To view this PAPER PRESENTATION, search for the session title in the Browse by Titlelisting. (See the session title located immediately below ["In Session:"])
In Session: Unchained Bodies: “Women’s Liberation” in Postwar Japanese Culture
2: Inchoate Liberation: The Media Portrayal of American and Japanese Female Professional Wrestlers in 1950s Japan
Wednesday, March 24, 2021
8:30am – 10:00am EDT
Yonsei University, Republic of Korea
In November 1954, six American female professional wrestlers including the “world champion” Mildred Burke toured for the first time in Japan. Japanese newspapers and magazines welcomed them by cherishing their beauty and skills. Against the background of the massive popularity of male professional wrestling on television in Japan from early 1954 on, these “lady wrestlers” appeared to be comparable to their Japanese male counterparts in the eyes of reporters. The tour also sparked the formation of new organizations for Japanese women’s professional wrestling and many aspiring young women spontaneously joining them. However, media often trivialized Japanese female wrestlers as novices in need of more sophistication both as entertainers and athletes.

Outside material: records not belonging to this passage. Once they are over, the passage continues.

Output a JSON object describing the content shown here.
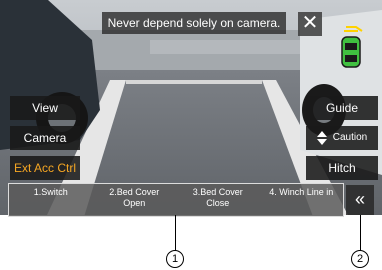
{
  "warning": {
    "text": "Never depend solely on camera."
  },
  "close_glyph": "✕",
  "left_buttons": {
    "view": "View",
    "camera": "Camera",
    "ext_acc": "Ext Acc Ctrl"
  },
  "right_buttons": {
    "guide": "Guide",
    "caution": "Caution",
    "hitch": "Hitch"
  },
  "aux_buttons": [
    {
      "line1": "1.Switch",
      "line2": ""
    },
    {
      "line1": "2.Bed Cover",
      "line2": "Open"
    },
    {
      "line1": "3.Bed Cover",
      "line2": "Close"
    },
    {
      "line1": "4. Winch Line in",
      "line2": ""
    }
  ],
  "collapse_glyph": "«",
  "callouts": {
    "one": "1",
    "two": "2"
  },
  "colors": {
    "ext_acc_text": "#f5a623",
    "sensor_yellow": "#ffd200",
    "sensor_green": "#40c040"
  }
}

This paper examines the contrasting ways in which Japanese media portrayed the 1954 tour of Burke’s group and the subsequent emergence of Japanese female wrestlers in the mid-1950s. Historians of 1950s Japan have often discussed the male star wrestler Rikidōzan symbolizing “new Japan” under the U.S. military, economic, and ideological umbrella. By comparing the media images of the American and Japanese female wrestlers, this paper illuminates the post-Occupation emergence of gendered consumption of America against the background of the continued violence of unequal U.S.-Japan relation, while the Japanese female wrestlers were seen as incomplete and even a threat, provoking Japanese misogynistic sentiments.